The team will leave one space open each game for a captain to be named each week.
“It’s humbling and it feels a lot better just knowing that you have the respect of your peers, the coaches, and you’re looked up to,” Knighton said. “This only being my second year here, just being thrown in the fire last year and just adjusting to things, the team, how things work, coming from a different organization—I had to adjust quickly but I never backed down from accepting the leadership role.”
This is the first time Knighton and Thomas have been named NFL team captains.
Knighton said being a leader is “simply being yourself every day.” He said he is never afraid to speak his mind and doesn’t shy away from potential awkward conversations with teammates if it’s to better the team. Being an “uplifting” motivator for his teammates is key part of his leadership style.

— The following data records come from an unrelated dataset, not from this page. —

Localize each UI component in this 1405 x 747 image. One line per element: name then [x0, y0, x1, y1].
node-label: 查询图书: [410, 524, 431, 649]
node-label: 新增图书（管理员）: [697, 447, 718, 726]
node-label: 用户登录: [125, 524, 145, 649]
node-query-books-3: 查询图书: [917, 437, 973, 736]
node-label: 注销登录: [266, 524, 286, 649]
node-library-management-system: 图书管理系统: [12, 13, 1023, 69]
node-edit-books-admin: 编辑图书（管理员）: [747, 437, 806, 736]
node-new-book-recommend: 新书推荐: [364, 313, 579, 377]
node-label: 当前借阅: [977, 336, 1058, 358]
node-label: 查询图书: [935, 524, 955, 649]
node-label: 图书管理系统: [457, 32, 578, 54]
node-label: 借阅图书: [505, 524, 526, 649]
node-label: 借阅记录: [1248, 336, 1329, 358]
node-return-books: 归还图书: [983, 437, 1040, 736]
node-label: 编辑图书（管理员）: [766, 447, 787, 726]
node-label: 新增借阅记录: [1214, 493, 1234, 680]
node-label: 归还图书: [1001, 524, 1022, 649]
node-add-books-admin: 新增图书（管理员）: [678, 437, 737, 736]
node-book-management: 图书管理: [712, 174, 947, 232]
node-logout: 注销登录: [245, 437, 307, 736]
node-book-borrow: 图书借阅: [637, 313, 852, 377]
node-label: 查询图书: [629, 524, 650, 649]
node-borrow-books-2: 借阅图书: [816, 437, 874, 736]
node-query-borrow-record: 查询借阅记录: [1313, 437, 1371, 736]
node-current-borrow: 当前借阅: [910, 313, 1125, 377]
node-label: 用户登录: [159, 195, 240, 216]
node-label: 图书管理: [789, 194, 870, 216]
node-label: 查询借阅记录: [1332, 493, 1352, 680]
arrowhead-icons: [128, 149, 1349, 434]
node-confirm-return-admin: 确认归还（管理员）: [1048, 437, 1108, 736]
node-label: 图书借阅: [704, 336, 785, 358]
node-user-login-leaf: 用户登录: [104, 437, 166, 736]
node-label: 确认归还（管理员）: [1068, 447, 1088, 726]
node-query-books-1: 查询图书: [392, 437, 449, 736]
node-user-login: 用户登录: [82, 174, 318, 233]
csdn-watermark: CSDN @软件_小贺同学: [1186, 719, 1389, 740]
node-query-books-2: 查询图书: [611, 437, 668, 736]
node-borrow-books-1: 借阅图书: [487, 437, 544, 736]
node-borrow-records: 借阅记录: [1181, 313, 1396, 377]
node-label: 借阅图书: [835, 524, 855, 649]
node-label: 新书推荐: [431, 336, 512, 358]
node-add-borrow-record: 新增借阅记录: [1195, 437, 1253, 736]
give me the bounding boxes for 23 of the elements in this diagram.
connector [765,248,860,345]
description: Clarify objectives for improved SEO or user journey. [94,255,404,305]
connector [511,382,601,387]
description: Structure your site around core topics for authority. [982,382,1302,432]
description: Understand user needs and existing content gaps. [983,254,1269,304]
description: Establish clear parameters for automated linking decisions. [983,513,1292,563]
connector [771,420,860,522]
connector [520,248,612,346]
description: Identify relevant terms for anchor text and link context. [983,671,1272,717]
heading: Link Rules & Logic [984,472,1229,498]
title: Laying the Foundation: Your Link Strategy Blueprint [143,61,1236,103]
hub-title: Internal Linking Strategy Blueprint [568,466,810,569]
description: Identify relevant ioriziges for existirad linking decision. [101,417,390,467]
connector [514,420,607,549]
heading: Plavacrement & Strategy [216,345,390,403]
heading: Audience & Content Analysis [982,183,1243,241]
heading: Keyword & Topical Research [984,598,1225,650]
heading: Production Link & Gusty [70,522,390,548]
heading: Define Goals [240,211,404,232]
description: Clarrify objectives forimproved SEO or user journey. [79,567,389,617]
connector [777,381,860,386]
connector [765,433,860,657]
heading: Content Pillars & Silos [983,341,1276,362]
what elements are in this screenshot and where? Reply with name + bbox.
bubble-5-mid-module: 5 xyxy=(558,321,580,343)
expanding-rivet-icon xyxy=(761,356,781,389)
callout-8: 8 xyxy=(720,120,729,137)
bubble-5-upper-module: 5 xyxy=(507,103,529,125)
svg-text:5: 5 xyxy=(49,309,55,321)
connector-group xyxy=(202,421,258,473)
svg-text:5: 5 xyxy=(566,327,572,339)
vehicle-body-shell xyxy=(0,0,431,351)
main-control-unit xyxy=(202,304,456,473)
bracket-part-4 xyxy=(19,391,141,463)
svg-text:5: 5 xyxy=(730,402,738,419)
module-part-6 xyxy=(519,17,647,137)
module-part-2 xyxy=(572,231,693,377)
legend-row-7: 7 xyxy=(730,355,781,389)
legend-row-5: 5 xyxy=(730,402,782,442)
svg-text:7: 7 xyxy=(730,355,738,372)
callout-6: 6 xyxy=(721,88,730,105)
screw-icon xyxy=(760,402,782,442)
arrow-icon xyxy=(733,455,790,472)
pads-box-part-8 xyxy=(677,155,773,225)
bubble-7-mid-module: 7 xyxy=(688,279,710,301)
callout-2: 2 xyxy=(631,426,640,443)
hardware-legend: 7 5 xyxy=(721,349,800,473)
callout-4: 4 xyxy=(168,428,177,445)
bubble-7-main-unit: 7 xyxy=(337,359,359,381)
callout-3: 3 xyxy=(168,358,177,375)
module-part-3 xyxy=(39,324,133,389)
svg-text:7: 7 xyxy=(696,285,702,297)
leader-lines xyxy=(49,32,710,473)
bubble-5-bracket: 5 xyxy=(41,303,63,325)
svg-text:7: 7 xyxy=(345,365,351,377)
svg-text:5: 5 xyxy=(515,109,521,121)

He acknowledged on Monday that having that “C” on his jersey is a responsibility.
“When things are uncomfortable and things are wanted to be said, you man up and say those things and when the team needs a lift you are the guy, the spark plug,” Knighton said. “Everybody feeds off you and once you know you have that ‘C’ on your jersey, you’re almost obligated to do things right and you want to do things right because guys are going to follow. And that is not a problem for me.
“Like I said, I am the same guy every day and guys know what they’re going to get from me every day so it’s easy for me.”
While the defense struggled with injuries last year, including one to former starting defensive tackle Kevin Vickerson, Knighton stepped up and took on a leadership role. He didn’t expect to be named defensive captain and explained that there were many other members of the defense who are just as deserving as him.
The last time Knighton was named captain of a team was when he was a senior at Temple University. But, he said being a captain at the professional level is very different from college.
“College was a little different because if you were the most talented guy and you got seniority, you are going to get that but in the NFL it’s more of a responsibility, means a little bit more and you represent—you represent the Broncos, you are one of the faces of the team and you just have to hold yourself to a higher standard whether it’s in the weight room, the film room, in public, addressing the media, things like that,” he said.
Thomas echoed similar sentiments to Knighton-- saying that so many of the members of the offense that line up with him are also deserving of the honor and that he also didn’t expect to be voted as captain.
While Knighton is ready and willing to speak his mind at any time, Thomas describes himself as a “lead by example” player. He feels that this honor creates a new role for him- a role that he embraces.
Former Bronco Champ Bailey was the team captain for seven seasons and Thomas said his leadership style is similar to his: quiet, but doing everything possible to prepare his teammates for game day. But, he has a fellow captain who he is working to emulate.
“To tell you the truth, I kind of want to be like Peyton,” Thomas said. “I feel like it’s going to be hard for me to say stuff, because he’s always saying, ‘This is what we need to do to make it better,’ or whatever. But I always watched Peyton since he’s been here.”
“Before Peyton, I watched a couple other guys. I used to watch [QB] Kyle Orton when I first got here because he was my first quarterback. That was about it. You know, [S] Brian Dawkins, [CB] Champ Bailey. Champ was quiet, but I felt like he was a leader. Everybody paid attention to him.”
While the newly named team captains were surprised to receive the votes of their teammates, neither are taking the responsibility of wearing the “C” on their jerseys lightly.